James Delahunty
11 Mar 2012 9:54
Apps send out your phone numbers, e-mail addresses, GPS coordinates and more.
An app collecting data on your phone should only need to do so if its critical to functionality, or at least that's what conventional wisdom would suggest. In reality, some smartphone apps send data to remote servers that has nothing to do with how the app operates in the first place.
A report in the UK's The Sunday Times probed 70 of these applications using MiddleMan software to monitor data transfers. Of the 70 apps, "twenty-one transmitted the phone number, six sent out email addresses, six shared the exact co-ordinates of the phone and more than half passed on the handset's ID number."
While the privacy policies and terms of these apps probably do all mention that they collect such data, most do not give an indication of where the data ends up. Using its MiddleMan software, the Sunday Times got a peak at the destinations.

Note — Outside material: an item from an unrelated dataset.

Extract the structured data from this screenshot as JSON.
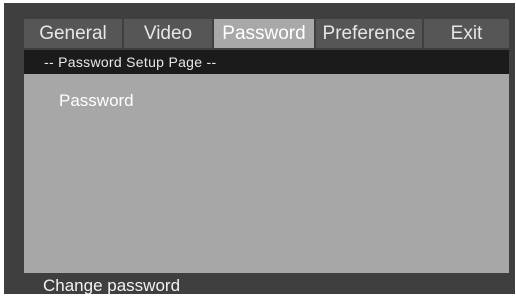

Fifteen of the apps (one of which is a wallpaper app named "Cute Dog", passed on the phone number of the device to an LA-based advertiser, while a Flashlight app sent the user's email address and phone number to Delhi, India.
The problem with sending data to remote locations is it travels beyond the zone protected by data protection policies, such as those afforded to citizens of EU nations. The EU does maintain a list of approved countries (where data protection laws uphold the same protections offered in the European Union), but India and China are not on that list.